Под копыта гнедого коня.
Или стану просить у знахарок
В наговорной воде корешок
И пришлю тебе страшный подарок —
Мой заветный душистый платок.
Будь же проклят. Ни стоном, ни взглядом
Окаянной души не коснусь,
Но клянусь тебе ангельским садом,
Чудотворной иконой клянусь
И ночей наших пламенных чадом —
Я к тебе никогда не вернусь
[26].
Многие женщины могли бы сказать о себе что-то подобное, но никогда не скажут, потому что беспомощный вопль «Я к тебе никогда не вернусь» – угроза бесполезная: это ее бросили, это он от нее ушел, а она угрожает. Страшный – и великолепный – драматизм в ее словах, и после этого ее уже вряд ли забудешь.

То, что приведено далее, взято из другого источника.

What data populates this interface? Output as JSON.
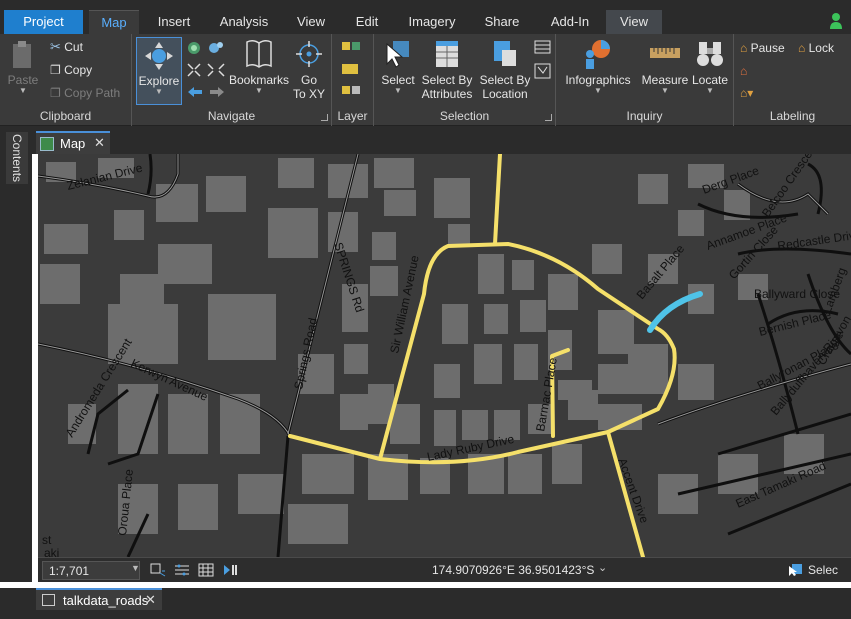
{
  "tabs": [
    {
      "label": "Project"
    },
    {
      "label": "Map"
    },
    {
      "label": "Insert"
    },
    {
      "label": "Analysis"
    },
    {
      "label": "View"
    },
    {
      "label": "Edit"
    },
    {
      "label": "Imagery"
    },
    {
      "label": "Share"
    },
    {
      "label": "Add-In"
    },
    {
      "label": "View"
    }
  ],
  "ribbon": {
    "clipboard": {
      "label": "Clipboard",
      "paste": "Paste",
      "cut": "Cut",
      "copy": "Copy",
      "copy_path": "Copy Path"
    },
    "navigate": {
      "label": "Navigate",
      "explore": "Explore",
      "bookmarks": "Bookmarks",
      "go_to_xy_1": "Go",
      "go_to_xy_2": "To XY"
    },
    "layer": {
      "label": "Layer"
    },
    "selection": {
      "label": "Selection",
      "select": "Select",
      "select_by_attr_1": "Select By",
      "select_by_attr_2": "Attributes",
      "select_by_loc_1": "Select By",
      "select_by_loc_2": "Location"
    },
    "inquiry": {
      "label": "Inquiry",
      "infographics": "Infographics",
      "measure": "Measure",
      "locate": "Locate"
    },
    "labeling": {
      "label": "Labeling",
      "pause": "Pause",
      "lock": "Lock"
    }
  },
  "sidebar": {
    "contents_label": "Contents"
  },
  "map_view": {
    "tab_label": "Map",
    "close_glyph": "✕"
  },
  "map": {
    "streets": [
      "Zelanian Drive",
      "SPRINGS Rd",
      "Sir William Avenue",
      "Kerwyn Avenue",
      "Springs Road",
      "Andromeda Crescent",
      "Lady Ruby Drive",
      "Barmac Place",
      "Basalt Place",
      "Accent Drive",
      "Derg Place",
      "Belcoo Crescent",
      "Annamoe Place",
      "Gortin Close",
      "Redcastle Drive",
      "Ballyward Close",
      "Lamberg",
      "Bernish Place",
      "Craigavon",
      "Ballyronan Place",
      "Ballyduffhaven Rise",
      "East Tamaki Road",
      "Oroua Place",
      "st",
      "aki"
    ],
    "highlight_color": "#f5e06a",
    "selected_color": "#4fc3e8"
  },
  "status": {
    "scale": "1:7,701",
    "coordinates": "174.9070926°E 36.9501423°S",
    "selection_label": "Selec"
  },
  "bottom": {
    "table_tab": "talkdata_roads",
    "close_glyph": "✕"
  }
}
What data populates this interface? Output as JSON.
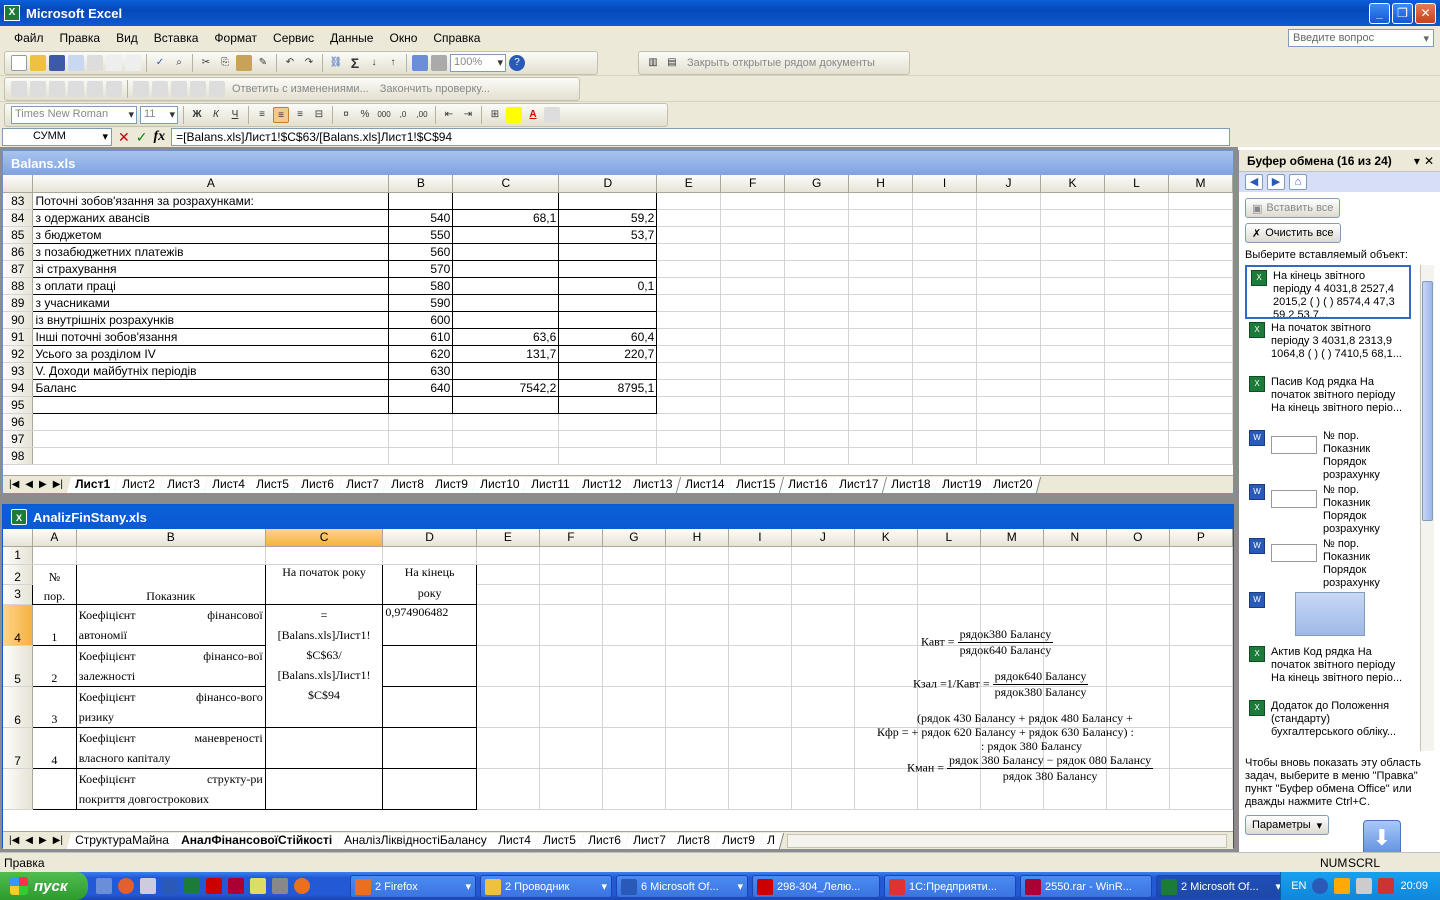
{
  "app": {
    "title": "Microsoft Excel"
  },
  "menu": [
    "Файл",
    "Правка",
    "Вид",
    "Вставка",
    "Формат",
    "Сервис",
    "Данные",
    "Окно",
    "Справка"
  ],
  "help_placeholder": "Введите вопрос",
  "toolbar": {
    "zoom": "100%",
    "close_side_by_side": "Закрыть открытые рядом документы",
    "reply_changes": "Ответить с изменениями...",
    "end_review": "Закончить проверку...",
    "font_name": "Times New Roman",
    "font_size": "11"
  },
  "formula_bar": {
    "name_box": "СУММ",
    "formula": "=[Balans.xls]Лист1!$C$63/[Balans.xls]Лист1!$C$94"
  },
  "balans": {
    "title": "Balans.xls",
    "columns": [
      "A",
      "B",
      "C",
      "D",
      "E",
      "F",
      "G",
      "H",
      "I",
      "J",
      "K",
      "L",
      "M"
    ],
    "rows": [
      {
        "n": "83",
        "a": "Поточні зобов'язання за розрахунками:",
        "b": "",
        "c": "",
        "d": ""
      },
      {
        "n": "84",
        "a": "з одержаних авансів",
        "b": "540",
        "c": "68,1",
        "d": "59,2"
      },
      {
        "n": "85",
        "a": "з бюджетом",
        "b": "550",
        "c": "",
        "d": "53,7"
      },
      {
        "n": "86",
        "a": "з позабюджетних платежів",
        "b": "560",
        "c": "",
        "d": ""
      },
      {
        "n": "87",
        "a": "зі страхування",
        "b": "570",
        "c": "",
        "d": ""
      },
      {
        "n": "88",
        "a": "з оплати праці",
        "b": "580",
        "c": "",
        "d": "0,1"
      },
      {
        "n": "89",
        "a": "з учасниками",
        "b": "590",
        "c": "",
        "d": ""
      },
      {
        "n": "90",
        "a": "із внутрішніх розрахунків",
        "b": "600",
        "c": "",
        "d": ""
      },
      {
        "n": "91",
        "a": "Інші поточні зобов'язання",
        "b": "610",
        "c": "63,6",
        "d": "60,4"
      },
      {
        "n": "92",
        "a": "Усього за розділом IV",
        "b": "620",
        "c": "131,7",
        "d": "220,7"
      },
      {
        "n": "93",
        "a": "V. Доходи майбутніх періодів",
        "b": "630",
        "c": "",
        "d": ""
      },
      {
        "n": "94",
        "a": "Баланс",
        "b": "640",
        "c": "7542,2",
        "d": "8795,1"
      },
      {
        "n": "95",
        "a": "",
        "b": "",
        "c": "",
        "d": ""
      },
      {
        "n": "96",
        "a": "",
        "b": "",
        "c": "",
        "d": ""
      },
      {
        "n": "97",
        "a": "",
        "b": "",
        "c": "",
        "d": ""
      },
      {
        "n": "98",
        "a": "",
        "b": "",
        "c": "",
        "d": ""
      }
    ],
    "tabs": [
      "Лист1",
      "Лист2",
      "Лист3",
      "Лист4",
      "Лист5",
      "Лист6",
      "Лист7",
      "Лист8",
      "Лист9",
      "Лист10",
      "Лист11",
      "Лист12",
      "Лист13",
      "Лист14",
      "Лист15",
      "Лист16",
      "Лист17",
      "Лист18",
      "Лист19",
      "Лист20"
    ]
  },
  "analiz": {
    "title": "AnalizFinStany.xls",
    "columns": [
      "A",
      "B",
      "C",
      "D",
      "E",
      "F",
      "G",
      "H",
      "I",
      "J",
      "K",
      "L",
      "M",
      "N",
      "O",
      "P"
    ],
    "header": {
      "num1": "№",
      "num2": "пор.",
      "indicator": "Показник",
      "start": "На початок року",
      "end1": "На кінець",
      "end2": "року"
    },
    "rows": [
      {
        "n": "1",
        "l1": "Коефіцієнт",
        "l2": "фінансової",
        "l3": "автономії"
      },
      {
        "n": "2",
        "l1": "Коефіцієнт",
        "l2": "фінансо-вої",
        "l3": "залежності"
      },
      {
        "n": "3",
        "l1": "Коефіцієнт",
        "l2": "фінансо-вого",
        "l3": "ризику"
      },
      {
        "n": "4",
        "l1": "Коефіцієнт",
        "l2": "маневреності",
        "l3": "власного капіталу"
      },
      {
        "n": "",
        "l1": "Коефіцієнт",
        "l2": "структу-ри",
        "l3": "покриття     довгострокових"
      }
    ],
    "cell_c4": [
      "=",
      "[Balans.xls]Лист1!",
      "$C$63/",
      "[Balans.xls]Лист1!",
      "$C$94"
    ],
    "cell_d4": "0,974906482",
    "formulas": {
      "f1": {
        "lhs": "Кавт =",
        "num": "рядок380 Балансу",
        "den": "рядок640 Балансу"
      },
      "f2": {
        "lhs": "Кзал =1/Кавт =",
        "num": "рядок640 Балансу",
        "den": "рядок380 Балансу"
      },
      "f3": {
        "line1": "(рядок  430  Балансу  + рядок  480  Балансу +",
        "lhs": "Кфр  =",
        "line2": "+ рядок  620  Балансу + рядок 630  Балансу) :",
        "line3": ": рядок  380  Балансу"
      },
      "f4": {
        "lhs": "Кман =",
        "num": "рядок 380  Балансу  − рядок  080  Балансу",
        "den": "рядок  380  Балансу"
      }
    },
    "tabs": [
      "СтруктураМайна",
      "АналФінансовоїСтійкості",
      "АналізЛіквідностіБалансу",
      "Лист4",
      "Лист5",
      "Лист6",
      "Лист7",
      "Лист8",
      "Лист9",
      "Л"
    ]
  },
  "clipboard": {
    "title": "Буфер обмена (16 из 24)",
    "paste_all": "Вставить все",
    "clear_all": "Очистить все",
    "prompt": "Выберите вставляемый объект:",
    "items": [
      "На кінець звітного періоду 4 4031,8 2527,4 2015,2 ( ) ( ) 8574,4 47,3 59,2 53,7...",
      "На початок звітного періоду 3 4031,8 2313,9 1064,8 ( ) ( ) 7410,5 68,1...",
      "Пасив Код рядка На початок звітного періоду На кінець звітного періо...",
      "№ пор. Показник Порядок розрахунку пока...",
      "№ пор. Показник Порядок розрахунку пока...",
      "№ пор. Показник Порядок розрахунку пока...",
      "",
      "Актив Код рядка На початок звітного періоду На кінець звітного періо...",
      "Додаток до Положення (стандарту) бухгалтерського обліку..."
    ],
    "footer": "Чтобы вновь показать эту область задач, выберите в меню \"Правка\" пункт \"Буфер обмена Office\" или дважды нажмите Ctrl+C.",
    "options": "Параметры"
  },
  "status": {
    "left": "Правка",
    "num": "NUM",
    "scrl": "SCRL"
  },
  "taskbar": {
    "start": "пуск",
    "tasks": [
      "2 Firefox",
      "2 Проводник",
      "6 Microsoft Of...",
      "298-304_Лелю...",
      "1С:Предприяти...",
      "2550.rar - WinR...",
      "2 Microsoft Of..."
    ],
    "lang": "EN",
    "time": "20:09"
  }
}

В Ахматовой с самого начала поражает свобода владения материалом. В своей простоте, своем изяществе Ахматова восходит к прозе девятнадцатого века, и не столько к нелюбимому ею Чехову, сколько к еще менее любимому Толстому. Это от них у нее невероятная чуткость, зримость деталей:
И две большие стрекозы
На ржавом чугуне ограды…
Или:
Я на правую руку надела
Перчатку с левой руки, —
что стало объектом замечательной пародии Нонны Слепаковой:
Я на левую грудь надела
Бюстгальтер с правой груди.
Но пародия заложена часто и в самом ахматовском тексте:
Задыхаясь, я крикнула: «Шутка
Все, что было. Уйдешь, я умру».
Улыбнулся спокойно и жутко
И сказал мне: «Не стой на ветру».
Здесь сам контраст замечательно работает на некоторое самоосмеяние, в этом весь ахматовский пафос: «Уйдешь – я умру» – «Не стой на ветру». Это сочетание абсолютной четкости владения материалом и глубокого, безумного отчаяния удивительно. Ахматова не забывает отслеживать ситуацию даже в те моменты, когда, казалось бы, должна полностью отдаваться горю. Нет, она постоянно смотрит на себя со стороны и из этого делает свой лирический материал, она из тех поэтов, кто никогда не забывает до конца насладиться страданием, пропитаться отчаянием, чтобы сделать из этого лирику. И это единственный способ торжества над отчаянием. «Может быть, лучше, что я не стала / Вашей женой», – говорит она, и в этом признании с невероятной, именно девичьей откровенностью сочетается и горечь, и досада обманутой женщины, и попытка эту досаду скрыть, и надежда, что завтра это все отболит: «Может быть! За ночь успеет прийти / Зима»
[27].
Корень такого внимания к собственному психологическому состоянию и к прозаической детали, которая его подчеркивает, восходит к русской прозе, из которой и сделано самое, наверное, изящное ахматовское стихотворение революционных времен.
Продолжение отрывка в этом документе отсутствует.